Prácticamente, en este punto el contexto ha evolucionado. Estamos sumergidos en las “cosas”, incluso en el monasterio. La actitud puramente pasiva de espera ya no es más posible. Al contrario, cada uno debe, en parte, hacerse cargo en cuanto a sus necesidades personales o de trabajo. Ya no es más el abad, en la mayoría de los casos, el que proveerá lo necesario. Cada uno es remitido a su propia conciencia para estimar lo que verdaderamente necesita. Se trata no tanto de observar una medida de cosas que se pueden tener y de cosas prohibidas. Se trata de perseverar, concretamente, en el acto de fe que nos hizo, un día, “dejar todo”... y por tanto abandonar nuestras seguridades. Es bueno, de tanto en tanto, o cuando las circunstancias nos dan la ocasión, de hacer nuevamente esta elección, incluso en el interior de lo que nos ofrece la comunidad. No se trata, pues, de saber qué hacen los demás; es un asunto entre Dios y nosotros, incluso si la opinión de los hermanos puede ayudarnos.

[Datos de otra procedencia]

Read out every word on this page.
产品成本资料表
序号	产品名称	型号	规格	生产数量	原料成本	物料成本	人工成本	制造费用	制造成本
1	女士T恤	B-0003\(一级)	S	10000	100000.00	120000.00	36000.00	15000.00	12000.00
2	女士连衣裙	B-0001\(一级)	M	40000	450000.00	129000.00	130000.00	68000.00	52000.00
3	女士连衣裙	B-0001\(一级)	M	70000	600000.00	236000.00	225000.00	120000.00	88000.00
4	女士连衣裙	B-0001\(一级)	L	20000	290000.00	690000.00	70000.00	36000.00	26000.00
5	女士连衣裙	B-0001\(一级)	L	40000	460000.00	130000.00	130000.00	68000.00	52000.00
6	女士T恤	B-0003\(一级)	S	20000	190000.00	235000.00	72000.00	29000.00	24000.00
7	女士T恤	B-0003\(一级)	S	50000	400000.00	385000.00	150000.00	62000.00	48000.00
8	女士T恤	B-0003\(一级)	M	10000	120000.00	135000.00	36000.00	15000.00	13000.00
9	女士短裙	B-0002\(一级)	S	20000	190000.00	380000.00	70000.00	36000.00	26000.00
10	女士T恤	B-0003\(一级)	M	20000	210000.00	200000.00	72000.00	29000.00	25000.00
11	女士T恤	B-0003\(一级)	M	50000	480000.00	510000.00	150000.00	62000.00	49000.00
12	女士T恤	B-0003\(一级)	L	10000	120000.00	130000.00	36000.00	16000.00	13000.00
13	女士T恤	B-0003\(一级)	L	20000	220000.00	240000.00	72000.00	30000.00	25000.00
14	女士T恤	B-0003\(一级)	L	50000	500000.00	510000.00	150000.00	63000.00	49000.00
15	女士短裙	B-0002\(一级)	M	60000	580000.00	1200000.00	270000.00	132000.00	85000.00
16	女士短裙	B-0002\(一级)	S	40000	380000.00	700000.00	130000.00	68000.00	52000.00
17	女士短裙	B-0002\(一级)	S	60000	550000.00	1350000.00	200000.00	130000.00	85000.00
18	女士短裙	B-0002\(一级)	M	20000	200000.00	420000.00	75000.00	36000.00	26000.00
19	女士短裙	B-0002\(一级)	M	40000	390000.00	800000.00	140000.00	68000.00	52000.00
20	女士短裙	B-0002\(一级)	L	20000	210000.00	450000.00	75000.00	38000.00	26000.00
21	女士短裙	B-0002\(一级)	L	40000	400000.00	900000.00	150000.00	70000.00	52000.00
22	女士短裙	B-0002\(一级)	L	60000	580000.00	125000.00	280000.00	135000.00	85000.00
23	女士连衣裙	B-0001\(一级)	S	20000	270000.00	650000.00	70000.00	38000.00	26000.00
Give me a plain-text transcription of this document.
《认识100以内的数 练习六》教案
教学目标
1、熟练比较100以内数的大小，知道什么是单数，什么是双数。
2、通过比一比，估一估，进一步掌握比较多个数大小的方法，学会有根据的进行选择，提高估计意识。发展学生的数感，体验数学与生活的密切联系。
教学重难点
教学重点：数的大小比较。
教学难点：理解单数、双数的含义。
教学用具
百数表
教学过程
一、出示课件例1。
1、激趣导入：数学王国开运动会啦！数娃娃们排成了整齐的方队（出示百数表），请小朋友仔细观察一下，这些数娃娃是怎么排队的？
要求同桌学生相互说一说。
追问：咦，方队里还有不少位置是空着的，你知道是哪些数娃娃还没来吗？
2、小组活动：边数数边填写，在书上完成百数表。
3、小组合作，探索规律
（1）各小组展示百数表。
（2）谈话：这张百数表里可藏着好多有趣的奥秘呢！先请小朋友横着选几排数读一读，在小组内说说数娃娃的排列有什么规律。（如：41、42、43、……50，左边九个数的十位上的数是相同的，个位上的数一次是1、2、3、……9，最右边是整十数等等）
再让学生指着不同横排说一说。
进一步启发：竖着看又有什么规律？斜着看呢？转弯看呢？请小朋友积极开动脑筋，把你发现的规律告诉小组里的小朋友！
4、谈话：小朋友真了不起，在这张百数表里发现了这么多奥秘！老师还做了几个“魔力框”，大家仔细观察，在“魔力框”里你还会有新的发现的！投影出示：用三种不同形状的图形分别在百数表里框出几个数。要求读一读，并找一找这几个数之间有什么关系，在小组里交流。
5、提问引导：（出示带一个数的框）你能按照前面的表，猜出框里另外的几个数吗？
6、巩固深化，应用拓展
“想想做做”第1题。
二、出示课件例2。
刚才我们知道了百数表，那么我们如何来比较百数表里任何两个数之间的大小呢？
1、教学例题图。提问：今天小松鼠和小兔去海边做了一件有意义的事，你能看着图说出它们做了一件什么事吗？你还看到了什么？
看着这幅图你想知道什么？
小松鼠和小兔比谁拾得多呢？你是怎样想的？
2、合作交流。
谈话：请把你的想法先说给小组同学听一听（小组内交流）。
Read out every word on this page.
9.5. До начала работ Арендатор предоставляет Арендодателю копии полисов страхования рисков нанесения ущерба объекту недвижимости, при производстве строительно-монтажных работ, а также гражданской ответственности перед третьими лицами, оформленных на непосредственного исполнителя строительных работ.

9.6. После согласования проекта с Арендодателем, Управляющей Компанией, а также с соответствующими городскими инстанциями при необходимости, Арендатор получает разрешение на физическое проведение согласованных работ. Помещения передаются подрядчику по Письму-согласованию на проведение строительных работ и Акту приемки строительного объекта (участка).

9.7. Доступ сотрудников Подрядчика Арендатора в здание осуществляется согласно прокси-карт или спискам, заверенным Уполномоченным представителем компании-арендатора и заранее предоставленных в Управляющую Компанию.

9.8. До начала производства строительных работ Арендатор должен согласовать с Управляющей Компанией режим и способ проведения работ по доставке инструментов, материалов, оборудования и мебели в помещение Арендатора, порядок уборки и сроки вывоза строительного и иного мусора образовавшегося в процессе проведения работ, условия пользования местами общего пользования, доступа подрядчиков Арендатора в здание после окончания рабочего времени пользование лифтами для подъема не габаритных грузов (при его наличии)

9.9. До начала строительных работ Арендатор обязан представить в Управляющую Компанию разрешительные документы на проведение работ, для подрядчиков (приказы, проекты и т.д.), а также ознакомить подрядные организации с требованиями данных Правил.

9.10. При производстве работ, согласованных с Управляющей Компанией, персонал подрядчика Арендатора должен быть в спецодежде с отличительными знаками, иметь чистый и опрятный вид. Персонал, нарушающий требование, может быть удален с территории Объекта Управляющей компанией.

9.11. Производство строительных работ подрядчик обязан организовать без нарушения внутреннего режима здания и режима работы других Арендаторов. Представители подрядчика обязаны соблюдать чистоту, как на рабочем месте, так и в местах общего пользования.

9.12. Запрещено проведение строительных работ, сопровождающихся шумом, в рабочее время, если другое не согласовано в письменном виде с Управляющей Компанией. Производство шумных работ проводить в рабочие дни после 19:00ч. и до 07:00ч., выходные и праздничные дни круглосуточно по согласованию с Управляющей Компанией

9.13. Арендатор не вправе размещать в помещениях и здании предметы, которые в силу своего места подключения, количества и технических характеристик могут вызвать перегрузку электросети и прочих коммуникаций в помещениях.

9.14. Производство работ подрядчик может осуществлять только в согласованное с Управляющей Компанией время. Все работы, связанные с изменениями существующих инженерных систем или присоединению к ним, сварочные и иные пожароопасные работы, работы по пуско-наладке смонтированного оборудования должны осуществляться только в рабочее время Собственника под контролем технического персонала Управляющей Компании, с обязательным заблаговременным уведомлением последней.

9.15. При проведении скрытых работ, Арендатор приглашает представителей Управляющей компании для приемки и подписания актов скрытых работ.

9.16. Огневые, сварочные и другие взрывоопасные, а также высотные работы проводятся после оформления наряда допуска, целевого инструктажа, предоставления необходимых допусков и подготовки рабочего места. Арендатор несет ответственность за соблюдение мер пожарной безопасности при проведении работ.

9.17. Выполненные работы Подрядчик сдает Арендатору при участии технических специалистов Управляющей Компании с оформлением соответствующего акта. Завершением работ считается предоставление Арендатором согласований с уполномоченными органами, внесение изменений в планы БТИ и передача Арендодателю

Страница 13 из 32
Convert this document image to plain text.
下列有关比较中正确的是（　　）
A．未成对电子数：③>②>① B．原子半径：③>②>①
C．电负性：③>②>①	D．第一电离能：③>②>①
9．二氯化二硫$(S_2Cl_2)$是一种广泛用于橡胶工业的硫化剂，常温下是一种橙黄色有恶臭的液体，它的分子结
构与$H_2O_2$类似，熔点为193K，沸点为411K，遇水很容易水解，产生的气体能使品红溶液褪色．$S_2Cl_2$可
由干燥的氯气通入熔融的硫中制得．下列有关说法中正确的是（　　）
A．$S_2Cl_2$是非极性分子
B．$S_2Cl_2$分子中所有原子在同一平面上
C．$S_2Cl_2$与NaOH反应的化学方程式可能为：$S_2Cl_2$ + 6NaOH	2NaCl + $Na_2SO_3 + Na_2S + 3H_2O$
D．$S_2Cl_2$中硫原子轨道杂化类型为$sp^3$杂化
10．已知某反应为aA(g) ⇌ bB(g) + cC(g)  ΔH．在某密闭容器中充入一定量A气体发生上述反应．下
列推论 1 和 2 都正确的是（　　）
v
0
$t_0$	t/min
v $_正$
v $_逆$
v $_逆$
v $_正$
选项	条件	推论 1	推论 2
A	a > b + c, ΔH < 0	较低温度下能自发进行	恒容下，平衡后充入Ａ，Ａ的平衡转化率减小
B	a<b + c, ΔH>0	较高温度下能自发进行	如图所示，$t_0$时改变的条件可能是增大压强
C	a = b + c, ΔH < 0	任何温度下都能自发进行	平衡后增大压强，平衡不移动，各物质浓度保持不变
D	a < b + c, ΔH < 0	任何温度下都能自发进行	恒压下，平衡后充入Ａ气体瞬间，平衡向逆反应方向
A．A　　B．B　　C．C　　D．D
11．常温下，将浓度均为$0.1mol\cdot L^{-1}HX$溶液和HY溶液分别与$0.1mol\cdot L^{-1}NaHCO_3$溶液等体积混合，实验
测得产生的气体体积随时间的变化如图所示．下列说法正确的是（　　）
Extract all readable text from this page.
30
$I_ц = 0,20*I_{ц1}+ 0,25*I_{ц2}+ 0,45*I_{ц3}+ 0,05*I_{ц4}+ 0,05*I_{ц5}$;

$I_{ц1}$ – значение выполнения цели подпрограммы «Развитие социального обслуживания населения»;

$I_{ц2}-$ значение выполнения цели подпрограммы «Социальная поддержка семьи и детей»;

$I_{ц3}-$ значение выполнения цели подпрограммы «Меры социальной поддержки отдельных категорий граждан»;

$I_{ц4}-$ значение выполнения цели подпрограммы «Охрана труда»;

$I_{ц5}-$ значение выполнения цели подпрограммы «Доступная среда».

(vv. 6-7) El segundo párrafo enfoca más la “vida en común”. Es sobre todo la actitud de compartir lo que hay que mantener siempre viva. De hecho, los bienes a “nuestro uso” son la mayor parte del tiempo prácticamente “nuestros”. Es mejor reconocerlo y no jugar con las palabras. Sin embargo el espíritu de la RB es siempre válido. Dos actitudes pueden ayudarnos en esto: una verdadera libertad respecto a estos bienes (desde la máquina de escribir hasta... el coche en ciertos casos), libertad que se concretizará por una actitud cooperante y un fácil ponerse a disposición en caso de necesidad. Este espíritu será igualmente mantenido por el rechazo de todo “privilegio” que nos independice de la comunidad. Toda función tiene sus facilidades legítimas: el mayordomo dispone de coches, el cocinero de... Estas facilidades se vuelven privilegios injustificados cuando perjudica el derecho de los demás. Su raíz es una falta de amor a los otros, es el egoísmo.

La RB tiene palabras duras contra “ese vicio de la propiedad”. En efecto, es uno de los más nocivos para la vida personal de cada uno, debilitando la fuerza fundamental de esa vida: la fe, la confianza en Dios. Lo es también para la vida comunitaria, a la cual socava el lazo más fuerte: el amor y la confianza mutua. Empequeñece y disminuye... Es más una tentación de la edad madura que de la juventud.